The disparity, he explained, depends on the medication used to manage symptoms, the number of tests carried out during the entire stay, and the number of times doctors visit the patient as they have to discard their protective gear, which costs about Sh20,000 per person per session. Bed charges at the facility are Sh4,000 per night.

At the slightly cheaper Mbagathi unit, two black lines on the floor of the entryway usher you into an eerie environment that is somehow made even more terrifying by banks of fluorescent lights on the ceiling.

This entryway is where patients who are confirmed to be positive first enter the isolation unit and receive psychosocial support before they proceed to the wards.

Before they enter the ward, the patients are asked to change into hospital gowns and then proceed through the long stretch that leads to the 60-bed-capacity wards.
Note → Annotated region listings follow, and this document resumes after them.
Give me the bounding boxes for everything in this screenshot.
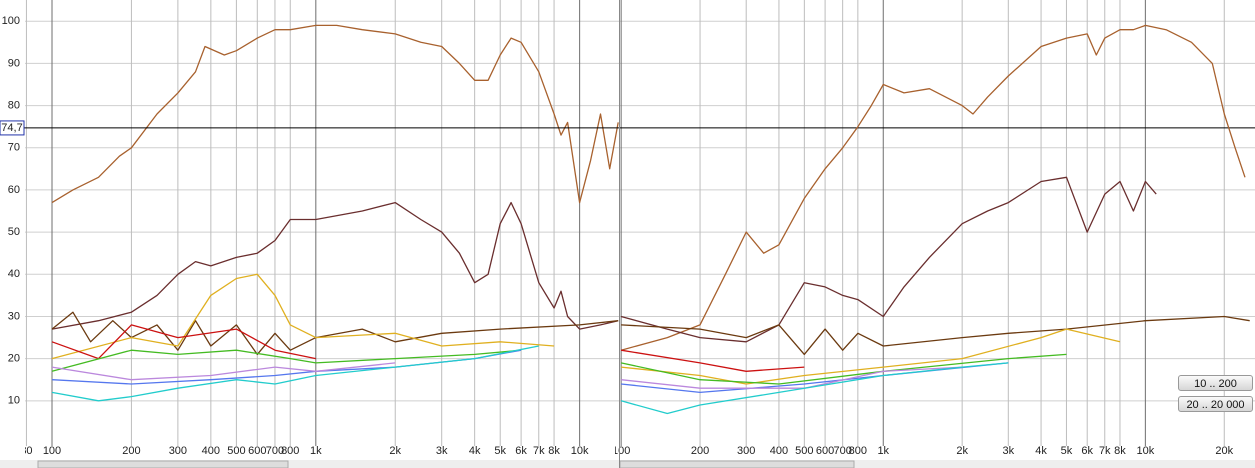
y-tick-label: 40	[8, 268, 20, 280]
x-tick-label: 5k	[1061, 445, 1073, 457]
series-line	[51, 311, 619, 356]
x-tick-label: 300	[169, 445, 187, 457]
x-tick-label: 300	[737, 445, 755, 457]
x-tick-label: 700	[833, 445, 851, 457]
x-tick-label: 10k	[571, 445, 589, 457]
x-tick-label: 7k	[1099, 445, 1111, 457]
x-tick-label: 5k	[494, 445, 506, 457]
series-line	[621, 315, 1250, 356]
x-tick-label: 6k	[515, 445, 527, 457]
x-tick-label: 200	[691, 445, 709, 457]
y-tick-label: 20	[8, 353, 20, 365]
x-tick-label: 500	[795, 445, 813, 457]
reference-label-box	[0, 120, 25, 136]
x-tick-label: 400	[770, 445, 788, 457]
x-tick-label: 800	[281, 445, 299, 457]
scroll-thumb[interactable]	[619, 460, 855, 468]
reference-label: 74,7	[1, 122, 22, 134]
x-tick-label: 4k	[469, 445, 481, 457]
x-tick-label: 8k	[548, 445, 560, 457]
series-line	[620, 353, 1067, 385]
x-tick-label: 2k	[956, 445, 968, 457]
y-tick-label: 90	[8, 57, 20, 69]
series-line	[51, 345, 539, 402]
y-tick-label: 100	[2, 15, 20, 27]
y-tick-label: 70	[8, 142, 20, 154]
series-line	[620, 349, 805, 372]
plot-area	[25, 0, 1255, 443]
x-tick-label: 4k	[1035, 445, 1047, 457]
series-line	[620, 176, 1157, 343]
scroll-thumb[interactable]	[37, 460, 289, 468]
x-tick-label: 1k	[310, 445, 322, 457]
x-tick-label: 3k	[436, 445, 448, 457]
x-tick-label: 400	[202, 445, 220, 457]
series-line	[51, 201, 619, 330]
x-tick-label: 3k	[1002, 445, 1014, 457]
y-tick-label: 60	[8, 184, 20, 196]
x-tick-label: 600	[816, 445, 834, 457]
x-tick-label: 500	[227, 445, 245, 457]
series-line	[621, 328, 1121, 385]
y-tick-label: 10	[8, 395, 20, 407]
x-tick-label: 7k	[533, 445, 545, 457]
y-tick-label: 50	[8, 226, 20, 238]
x-tick-label: 100	[612, 445, 630, 457]
series-line	[51, 362, 396, 381]
x-tick-label: 600	[248, 445, 266, 457]
y-tick-label: 80	[8, 99, 20, 111]
series-line	[620, 24, 1246, 351]
x-tick-label: 20k	[1215, 445, 1233, 457]
x-tick-label: 100	[43, 445, 61, 457]
range-button[interactable]: 10 .. 200	[1178, 375, 1253, 391]
x-tick-label: 200	[122, 445, 140, 457]
x-tick-label: 2k	[389, 445, 401, 457]
x-tick-label: 700	[266, 445, 284, 457]
x-tick-label: 10k	[1136, 445, 1154, 457]
x-tick-label: 800	[849, 445, 867, 457]
series-line	[51, 24, 619, 204]
series-line	[620, 362, 1009, 415]
x-tick-label: 80	[20, 445, 32, 457]
x-tick-label: 6k	[1081, 445, 1093, 457]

On the ground floor is the men’s ward, which was half-full on Friday. The patients seem to be doing well enough to walk around freely with masks on.

One patient sits on his bed, his eyes glued to his laptop computer, while his cube mate is listening to music through earphones.

They seem to be home, to have somehow acclimatised to life here. Even in this sorry hospital environment, life must go on.

New friends will be made here. New chapters in the long book of life will start here.

HOMESICK

At the female ward upstairs, the rooms offer more privacy, with doors separating the cubicles.

Again, the patients appear jovial despite the confinement and the ominous threat of the coronavirus hanging over their heads.

Dr Mutua Mbuvi, who is guiding us through the tour, explains what a typical day here looks like, his small speech interrupted by the patients as they cheerily call out his name.

“Usually one doctor, two nurses and a public health worker do ward rounds once a day. We check their vitals and when we are done, the cleaner changes the linens and cleans the floor,” he says.

Back at Kenyatta National Hospital, Haggai has sunk into his bed. “What are you thinking about?” we ask him.

“Nothing,” he replies. “Are you okay? Is there anything we can do for you?” “Maybe you could get me a charger for my phone? I’d like to call my wife.”

“Of course, Haggai. We will get you a charger,” we assure him, and then ask him what he would like us to tell his wife and children even as we get him a charger.

“Tell them I’m fine,” he says. “Tell them I’m coming home to Butere soon.”